岡山駅から車を走らせること15分ほど。郊外のロードサイドに立つ大きな広告看板。「鰆ーさわらー」の大きな文字が目に飛び込んでくる。どうやら岡山名産の鰆を出汁に使ったラーメンを提供する店らしい。魚介出汁のラーメンは珍しくないが、鰆というと淡白な味のイメージ。一体どんな味のラーメンなのか。気になって店を訪れてみた。
鰹節と煮干し、鰆節をブレンドした煮干しラーメン
出汁に鰆節を使ったその名も「煮干しラーメン」を提供するのは、「らーめんふぁみりー岡山店」。土曜の11時過ぎ、開店してすぐの時間帯に訪れる。店名から家族連れが多いのだろうと想像したが、昼時には少し早かったせいか、男性のひとり客が多い。高速の岡山インターに近く駐車場にはトラックも数台あったので、運送会社のドライバー御用達なのかもしれない。
席に着き手にしたメニューを開くと、「煮干しラーメン」に加えてチャーハンや餃子などが選べる「煮干しランチ」なるものがあるではないか。しかも「煮干しラーメン」は、コク醤油・淡麗塩・濃厚豚骨の3つからチョイス可能。迷ったが、初めての今回は鰆節の味わいをしっかり感じてみたいので、淡麗塩を選んだ。
メニューやホームページの情報を読むと、「煮干しラーメン」は、鰹節と煮干し、それに鰆節をブレンドした出汁を使っているとのこと。鰹節と煮干しでかなり味は決まりそうなものだが、鰆がどう効いてくるのだろう。ますます興味は深まり運ばれてくるのを楽しみに待つ。
飲み干したくなるスープ。まろやかさの決め手は鰆節
これが「煮干しラーメン」の“淡麗塩”。 やや白濁しているが透明感のあるスープは見るからにあっさりしていそうだ。スープをすくうと、まず出汁の香りが鼻に抜ける。慣れ親しんだ鰹の香り、煮干しの香ばしさ。口に含むと、深みのあるしっかりとした味わいだがまろやかさもあり、キレがいい。

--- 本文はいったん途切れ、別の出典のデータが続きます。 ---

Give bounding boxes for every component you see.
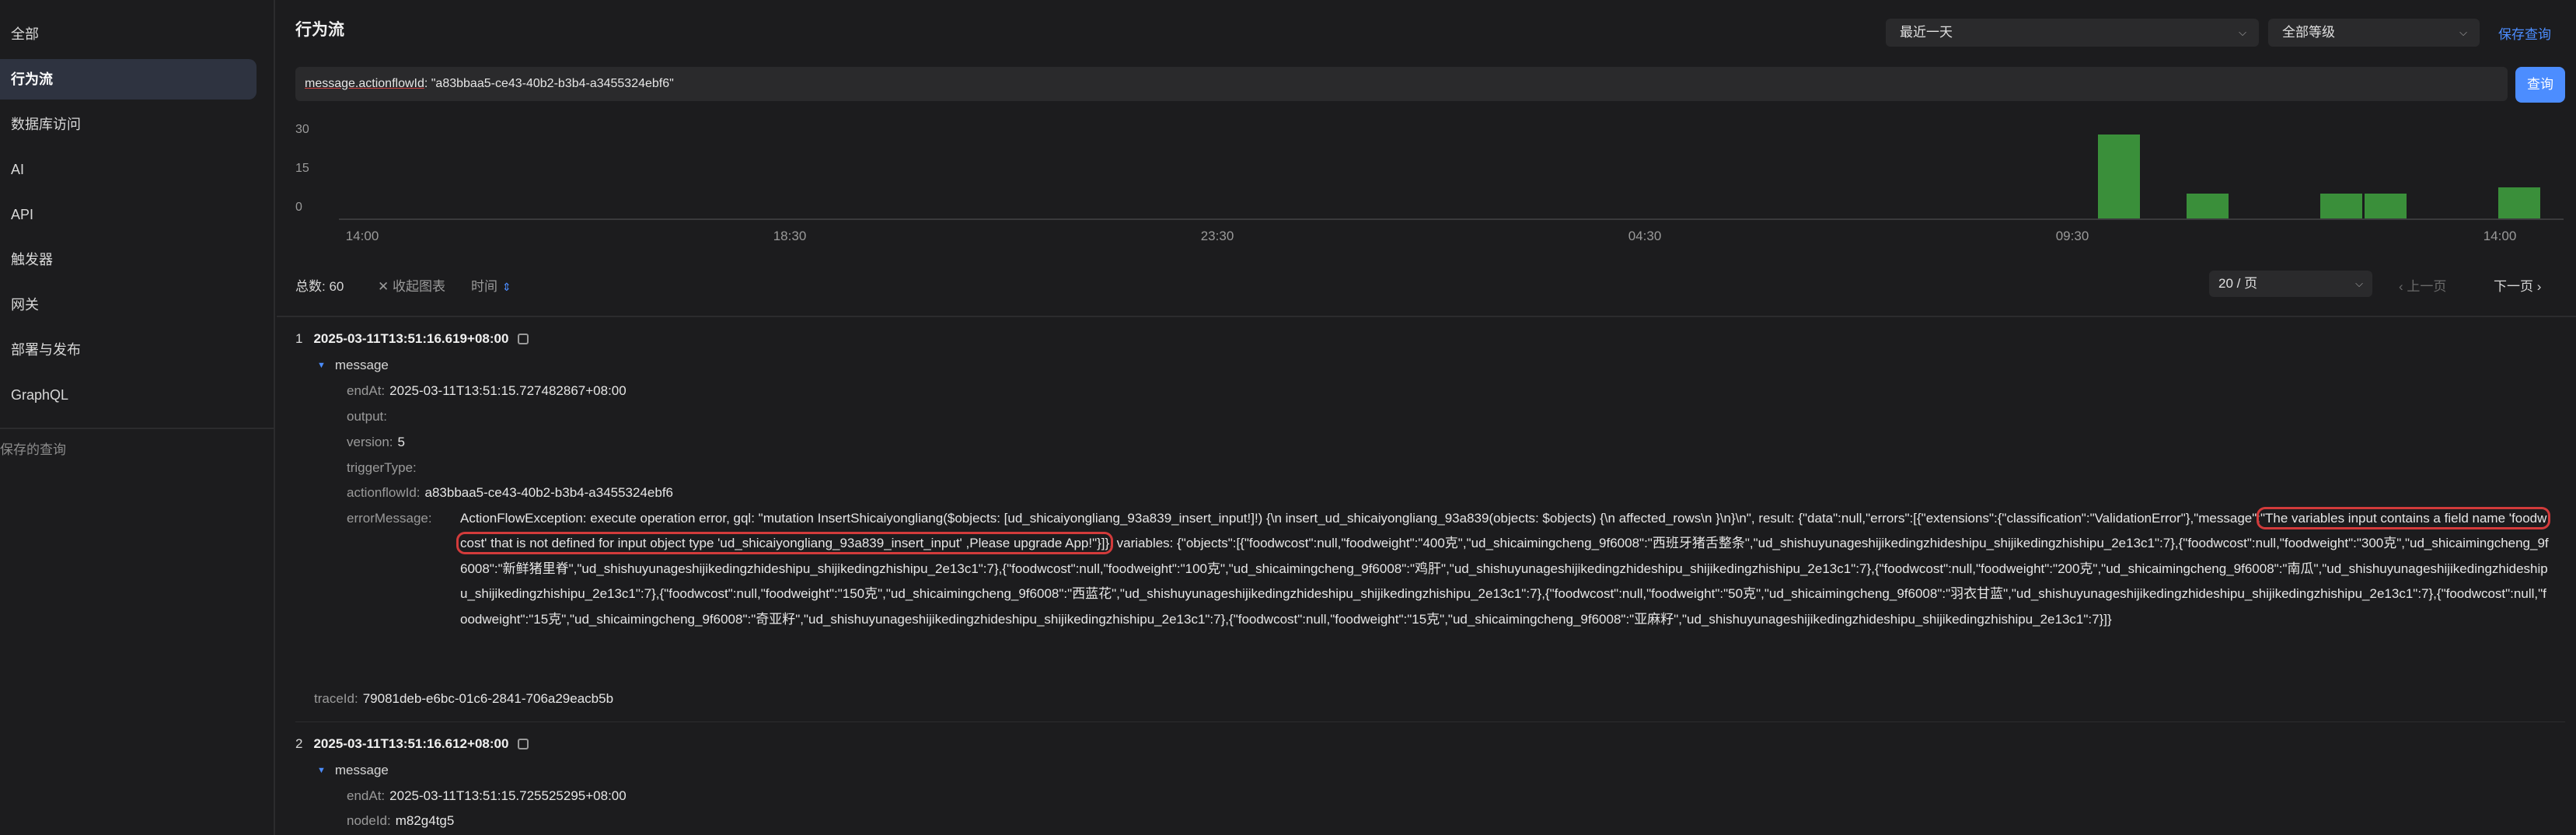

鰹の旨味はともすれば強くなりえぐみが出ることもあるが、そこに鰆の淡白な風味が加わることで、全体をまろやかにしているようだ。
気がつくとスープだけゴクゴクと飲んでいたが、自家製麺と分厚いチャーシュー&煮卵のボリューミーなトッピングも、このあっさりスープと調和していて、最後の一滴まで完食してしまった。でもなぜか罪悪感はなく、むしろ爽快さすら感じる今までにない食後感のラーメンだった。
今回は“淡麗塩”を選んだが、次は“コク醤油”や“濃厚豚骨”もぜひトライしたい。この鰆節が入ったブレンド魚介出汁と一体どう融合するのか、また食べてみようと思う。